02-12-2010 Entrevista

Esta semana, o CICV apresenta seu orçamento para o terreno para 2011. O diretor de Operações da organização, Pierre Krähenbühl, explica por que o custo das atividades humanitárias aumentou.

 

   

 
   
 
         

  Sem ter ocorrido nenhum grande conflito armado novo, como o senhor explica o orçamento recorde para o terreno apresentado para o ano de 2011?  

O orçamento reflete o fato de termos melhorado o acesso às pessoas necessitadas e desenvolvido uma resposta mais abrangente aos problemas humanitários em situações de conflitos armados no mundo todo.
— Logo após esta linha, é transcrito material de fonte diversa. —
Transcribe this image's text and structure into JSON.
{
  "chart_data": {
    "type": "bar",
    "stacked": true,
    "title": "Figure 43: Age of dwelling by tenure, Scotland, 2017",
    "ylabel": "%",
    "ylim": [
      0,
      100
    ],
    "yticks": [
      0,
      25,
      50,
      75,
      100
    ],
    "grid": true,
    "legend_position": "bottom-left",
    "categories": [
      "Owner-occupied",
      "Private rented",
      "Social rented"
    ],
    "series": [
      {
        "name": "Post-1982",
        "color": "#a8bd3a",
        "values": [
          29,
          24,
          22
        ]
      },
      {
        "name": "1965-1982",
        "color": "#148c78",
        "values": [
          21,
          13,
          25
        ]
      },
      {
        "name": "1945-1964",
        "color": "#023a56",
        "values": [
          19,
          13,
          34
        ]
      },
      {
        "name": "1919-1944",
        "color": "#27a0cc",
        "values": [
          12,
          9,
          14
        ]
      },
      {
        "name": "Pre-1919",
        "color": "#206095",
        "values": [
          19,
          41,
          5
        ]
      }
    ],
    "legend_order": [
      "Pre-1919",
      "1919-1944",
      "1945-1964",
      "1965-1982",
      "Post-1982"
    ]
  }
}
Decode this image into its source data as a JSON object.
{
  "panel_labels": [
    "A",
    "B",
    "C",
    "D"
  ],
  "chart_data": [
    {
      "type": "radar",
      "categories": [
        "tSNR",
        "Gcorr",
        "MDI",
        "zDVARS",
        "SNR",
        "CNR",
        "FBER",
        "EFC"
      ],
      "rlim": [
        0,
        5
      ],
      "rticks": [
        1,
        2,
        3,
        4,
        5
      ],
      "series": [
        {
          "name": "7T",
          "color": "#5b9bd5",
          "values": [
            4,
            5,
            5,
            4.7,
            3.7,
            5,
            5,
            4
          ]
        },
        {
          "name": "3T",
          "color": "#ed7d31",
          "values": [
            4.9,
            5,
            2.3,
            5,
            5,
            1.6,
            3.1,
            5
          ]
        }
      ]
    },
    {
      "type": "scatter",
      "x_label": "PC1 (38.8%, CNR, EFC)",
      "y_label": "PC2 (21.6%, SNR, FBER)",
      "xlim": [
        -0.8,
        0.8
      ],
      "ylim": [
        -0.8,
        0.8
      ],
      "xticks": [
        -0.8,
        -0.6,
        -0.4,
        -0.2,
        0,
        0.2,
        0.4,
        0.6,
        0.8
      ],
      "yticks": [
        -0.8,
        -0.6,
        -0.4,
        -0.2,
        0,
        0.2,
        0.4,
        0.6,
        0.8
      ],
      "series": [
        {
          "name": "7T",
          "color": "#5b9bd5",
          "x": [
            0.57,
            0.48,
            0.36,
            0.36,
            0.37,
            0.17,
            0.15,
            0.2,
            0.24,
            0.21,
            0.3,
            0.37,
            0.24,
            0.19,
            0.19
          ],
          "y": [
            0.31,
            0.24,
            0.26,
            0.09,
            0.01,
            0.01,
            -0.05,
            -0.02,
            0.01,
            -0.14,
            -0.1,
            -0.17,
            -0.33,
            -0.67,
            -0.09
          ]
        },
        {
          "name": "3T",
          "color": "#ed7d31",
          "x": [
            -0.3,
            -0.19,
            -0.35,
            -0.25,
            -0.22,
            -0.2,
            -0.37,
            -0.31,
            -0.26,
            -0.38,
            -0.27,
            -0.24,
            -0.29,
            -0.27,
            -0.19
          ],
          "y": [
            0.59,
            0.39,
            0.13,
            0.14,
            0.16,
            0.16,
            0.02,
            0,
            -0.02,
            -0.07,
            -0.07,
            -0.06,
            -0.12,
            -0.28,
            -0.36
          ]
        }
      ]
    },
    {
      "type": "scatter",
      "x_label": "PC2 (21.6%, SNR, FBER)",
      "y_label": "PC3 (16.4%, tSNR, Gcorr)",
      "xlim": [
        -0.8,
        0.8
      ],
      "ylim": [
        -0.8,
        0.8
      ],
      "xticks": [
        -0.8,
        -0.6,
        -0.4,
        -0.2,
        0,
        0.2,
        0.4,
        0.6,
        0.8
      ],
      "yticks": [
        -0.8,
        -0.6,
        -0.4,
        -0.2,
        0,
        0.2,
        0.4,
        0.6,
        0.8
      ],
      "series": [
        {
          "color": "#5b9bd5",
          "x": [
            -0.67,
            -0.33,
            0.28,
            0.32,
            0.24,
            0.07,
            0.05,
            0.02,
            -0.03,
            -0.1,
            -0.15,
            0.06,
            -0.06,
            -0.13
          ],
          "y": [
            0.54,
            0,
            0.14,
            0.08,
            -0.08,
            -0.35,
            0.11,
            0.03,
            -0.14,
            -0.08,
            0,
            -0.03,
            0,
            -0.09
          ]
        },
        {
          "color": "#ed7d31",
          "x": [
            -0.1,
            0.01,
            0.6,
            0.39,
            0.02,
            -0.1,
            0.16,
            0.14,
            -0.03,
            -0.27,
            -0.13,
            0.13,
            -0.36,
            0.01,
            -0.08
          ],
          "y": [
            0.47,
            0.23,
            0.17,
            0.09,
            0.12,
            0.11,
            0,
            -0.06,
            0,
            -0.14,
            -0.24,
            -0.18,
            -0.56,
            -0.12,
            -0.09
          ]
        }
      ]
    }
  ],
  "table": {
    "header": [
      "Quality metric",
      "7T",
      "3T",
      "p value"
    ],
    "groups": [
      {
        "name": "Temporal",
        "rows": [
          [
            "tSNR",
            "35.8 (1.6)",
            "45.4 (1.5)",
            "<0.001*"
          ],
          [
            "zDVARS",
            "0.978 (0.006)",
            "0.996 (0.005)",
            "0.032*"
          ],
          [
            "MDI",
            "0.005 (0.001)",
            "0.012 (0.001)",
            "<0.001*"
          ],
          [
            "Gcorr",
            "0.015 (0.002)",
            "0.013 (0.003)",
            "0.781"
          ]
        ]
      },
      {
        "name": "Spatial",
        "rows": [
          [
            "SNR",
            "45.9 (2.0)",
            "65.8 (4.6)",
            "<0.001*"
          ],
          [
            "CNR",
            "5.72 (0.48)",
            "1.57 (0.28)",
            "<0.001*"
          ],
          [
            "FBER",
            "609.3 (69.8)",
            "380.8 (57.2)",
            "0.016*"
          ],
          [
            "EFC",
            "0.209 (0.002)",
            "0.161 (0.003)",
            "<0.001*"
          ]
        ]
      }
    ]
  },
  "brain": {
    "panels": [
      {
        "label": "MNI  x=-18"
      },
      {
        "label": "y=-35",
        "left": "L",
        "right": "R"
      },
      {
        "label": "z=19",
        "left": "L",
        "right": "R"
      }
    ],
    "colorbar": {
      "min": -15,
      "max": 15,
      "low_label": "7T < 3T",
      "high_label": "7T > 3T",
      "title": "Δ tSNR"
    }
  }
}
Muitas das principais operações do CICV vivenciaram avanços importantes nos últimos anos, como o Afeganistão e o Iraque, por exemplo, onde o CICV ampliou sua presença física no terreno e continua sendo uma da poucas organizações humanitárias com condições de chegar às pessoas em várias partes do país.

Muitos dos conflitos de hoje têm duração muito longa. A maior parte das operações do CICV es tão sendo realizadas em países onde a organização está presente há duas, três ou mesmo quatro décadas. A República Democrática do Congo e a Somália são exemplos. Com frequência, os conflitos contemporâneos envolvem a luta pelo acesso aos recursos naturais-chaves, como minerais e terras. Eles flutuam entre fases de alta e baixa intensidade, sem uma verdadeira perspectiva de paz duradoura. Os confrontos demorados impõem uma pressão inimaginável sobre a vida das pessoas. Elas sofrem os efeitos cumulativos da falta de segurança, do abuso físico, da pressão psicológica, do deslocamento, etc.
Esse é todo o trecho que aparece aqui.